I'm about to wire up my house and was going to go Cat 5e because because it's easier to terminate and route. Most tasks I do (backup over network, access NAS) are limited by drive speed rather than the network (I'm not backing up TBs to SSDs yet). But in a decade..?

Media is potentially the only reason I see to go faster; move that noisy Blueray player from beside the TV and put it in another room, and stream over the network.

For me, Cat 6 is silly cheap so why not? It isn't any more difficult or expensive to terminate.

I have cat5e in the walls of my house but I later moved to a system of conduits which now contain Cat6. Not that they need it, just why not? Some are in the walls some are not. Thing is that over the years I changed the network layout so things moved around and I needed the ability to re-wire as necessary. So if you plan then plan for change. Make things as flexible as you can.

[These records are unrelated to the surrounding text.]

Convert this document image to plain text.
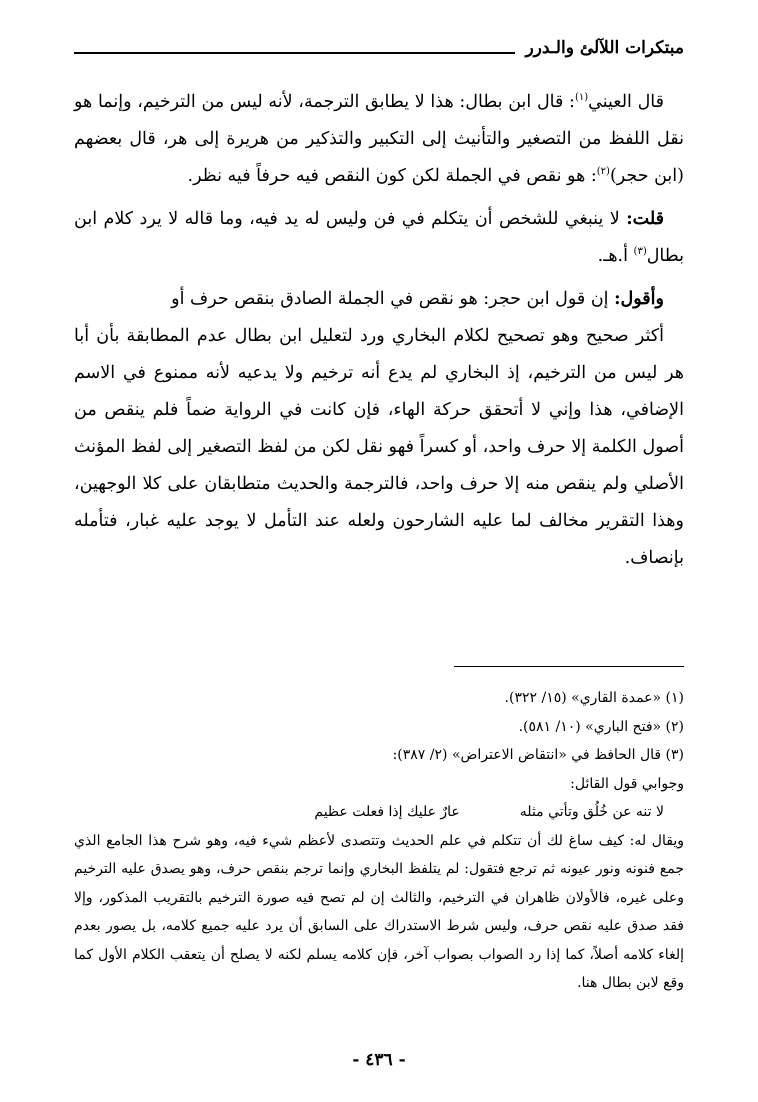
مبتكرات اللآلئ والـدرر

قال العيني$^{(١)}$: قال ابن بطال: هذا لا يطابق الترجمة، لأنه ليس من الترخيم، وإنما هو نقل اللفظ من التصغير والتأنيث إلى التكبير والتذكير من هريرة إلى هر، قال بعضهم (ابن حجر)$^{(٢)}$: هو نقص في الجملة لكن كون النقص فيه حرفاً فيه نظر.

قلت: لا ينبغي للشخص أن يتكلم في فن وليس له يد فيه، وما قاله لا يرد كلام ابن بطال$^{(٣)}$ أ.هـ.

وأقول: إن قول ابن حجر: هو نقص في الجملة الصادق بنقص حرف أو

أكثر صحيح وهو تصحيح لكلام البخاري ورد لتعليل ابن بطال عدم المطابقة بأن أبا هر ليس من الترخيم، إذ البخاري لم يدع أنه ترخيم ولا يدعيه لأنه ممنوع في الاسم الإضافي، هذا وإني لا أتحقق حركة الهاء، فإن كانت في الرواية ضماً فلم ينقص من أصول الكلمة إلا حرف واحد، أو كسراً فهو نقل لكن من لفظ التصغير إلى لفظ المؤنث الأصلي ولم ينقص منه إلا حرف واحد، فالترجمة والحديث متطابقان على كلا الوجهين، وهذا التقرير مخالف لما عليه الشارحون ولعله عند التأمل لا يوجد عليه غبار، فتأمله بإنصاف.

(١) «عمدة القاري» (١٥/ ٣٢٢).

(٢) «فتح الباري» (١٠/ ٥٨١).

(٣) قال الحافظ في «انتقاض الاعتراض» (٢/ ٣٨٧):

وجوابي قول القائل:

لا تنه عن خُلُق وتأتي مثله
عارٌ عليك إذا فعلت عظيم

ويقال له: كيف ساغ لك أن تتكلم في علم الحديث وتتصدى لأعظم شيء فيه، وهو شرح هذا الجامع الذي جمع فنونه ونور عيونه ثم ترجع فتقول: لم يتلفظ البخاري وإنما ترجم بنقص حرف، وهو يصدق عليه الترخيم وعلى غيره، فالأولان ظاهران في الترخيم، والثالث إن لم تصح فيه صورة الترخيم بالتقريب المذكور، وإلا فقد صدق عليه نقص حرف، وليس شرط الاستدراك على السابق أن يرد عليه جميع كلامه، بل يصور بعدم إلغاء كلامه أصلاً، كما إذا رد الصواب بصواب آخر، فإن كلامه يسلم لكنه لا يصلح أن يتعقب الكلام الأول كما وقع لابن بطال هنا.

- ٤٣٦ -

If you think you need a cable to a location, put down two! Use conduits as much as you can.
 
Ensure the electrician has experience with cat5e and above cabling. I've seen so many bodges.

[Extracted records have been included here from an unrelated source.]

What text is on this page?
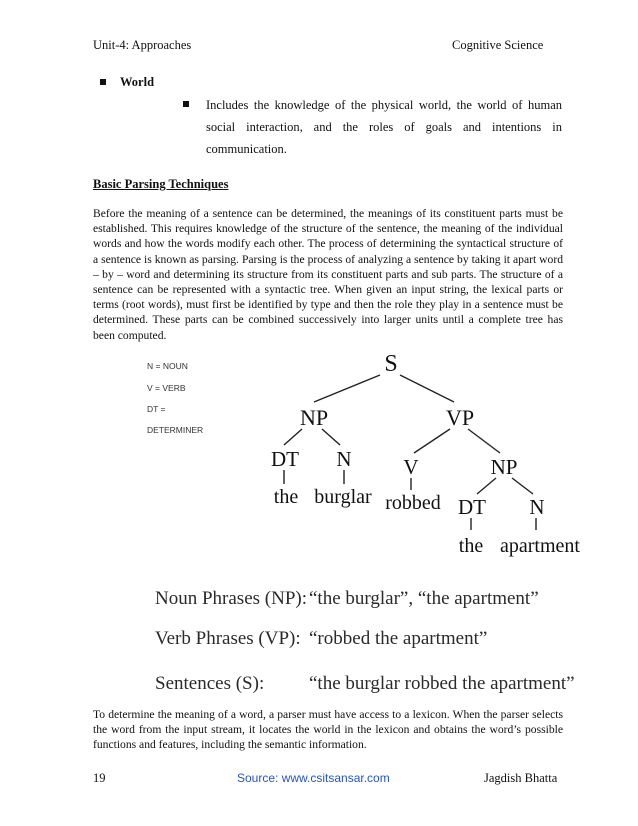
Unit-4: Approaches	Cognitive Science
World
Includes the knowledge of the physical world, the world of human
social interaction, and the roles of goals and intentions in
communication.
Basic Parsing Techniques
Before the meaning of a sentence can be determined, the meanings of its constituent parts must be established. This requires knowledge of the structure of the sentence, the meaning of the individual words and how the words modify each other. The process of determining the syntactical structure of a sentence is known as parsing. Parsing is the process of analyzing a sentence by taking it apart word – by – word and determining its structure from its constituent parts and sub parts. The structure of a sentence can be represented with a syntactic tree. When given an input string, the lexical parts or terms (root words), must first be identified by type and then the role they play in a sentence must be determined. These parts can be combined successively into larger units until a complete tree has been computed.
N = NOUN
V = VERB
DT =
DETERMINER
S
NP	VP
DT N V	NP
DT N
the burglar robbed
the apartment
Noun Phrases (NP): “the burglar”, “the apartment”
Verb Phrases (VP): “robbed the apartment”
Sentences (S): “the burglar robbed the apartment”
To determine the meaning of a word, a parser must have access to a lexicon. When the parser selects the word from the input stream, it locates the world in the lexicon and obtains the word’s possible functions and features, including the semantic information.
19	Source: www.csitsansar.com	Jagdish Bhatta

100% this. I got to a friend's house and found the electrician had run the network cables as you would a ring circuit! By the time I got there everything had been covered & painted and there was no possibility of running more cables back to a central point and I just had to make do with what I had been given. Nightmare
 
I would still get a price for the additional work, but expect it to be disproportionate to what’s required.
The problem, put simply, is LONDON PRICES. We charge a basic rate of £35+VAT per hour for labour and materials are effectively at cost. But we're in Norfolk. I'd say in London you could be looking at 80+VAT for labour. And it's probably 4-8 hours work. Cable is £0.20-£0.50+VAT per meter and I'd guess at probably under 100m for a small house with multiple drops run externally. Less if you're running internally. Then £5-£10+VAT per wall box (it doesn't really matter if it's 1,2,3 or 4 RJ45 sockets). If you're doing it correctly then £100+VAT for a wall mounted frame and patch panel. Somewhere between £500 and £1500 depending on exactly what you wanted. And before you ask - no, we don't come to London because, well.... London :(.
So what does running ethernet actually involve? I assumed it would be similar to what the electrician does. Or are we talking different holes in the walls etc. Do they have to be on different faceplates? Total newb here as you can probably tell.

We had an electrician round today who seemed pretty happy with the state of things. So we're likely to just ask him to quote for an electrical safety/check, adding some sockets in some rooms, but perhaps not ethernet. We mentioned it but he didn't seem that confident. I have visions of him making holes in the wall for his stuff, then doing our plastering and painting, then another guys coming round to run ethernet and making more holes in the wall and generally ruining our good work :p
 
So what does running ethernet actually involve? I assumed it would be similar to what the electrician does. Or are we talking different holes in the walls etc. Do they have to be on different faceplates? Total newb here as you can probably tell.

We had an electrician round today who seemed pretty happy with the state of things. So we're likely to just ask him to quote for an electrical safety/check, adding some sockets in some rooms, but perhaps not ethernet. We mentioned it but he didn't seem that confident. I have visions of him making holes in the wall for his stuff, then doing our plastering and painting, then another guys coming round to run ethernet and making more holes in the wall and generally ruining our good work :p

The only gotchas with CATx cable is not damaging it while bending it and not terminating it into patch blocks with a screwdriver. I’ve seen so many sparky’s think it’s OK to force the terminals into the patch blocks and they’re never quite right. And for some reason they don’t seem to get the whole A and B thing and you get all sorts of combinations even on one job. And they certainly don’t have the gear to certify the connections. Can you imagine if they turned up on a job with a hammer. That’s the only tool they had. And they hammered every connection home with their hammer. That’s what they do with network connections.

I don’t claim to be an electrician, so why do they think they can claim to be network installers?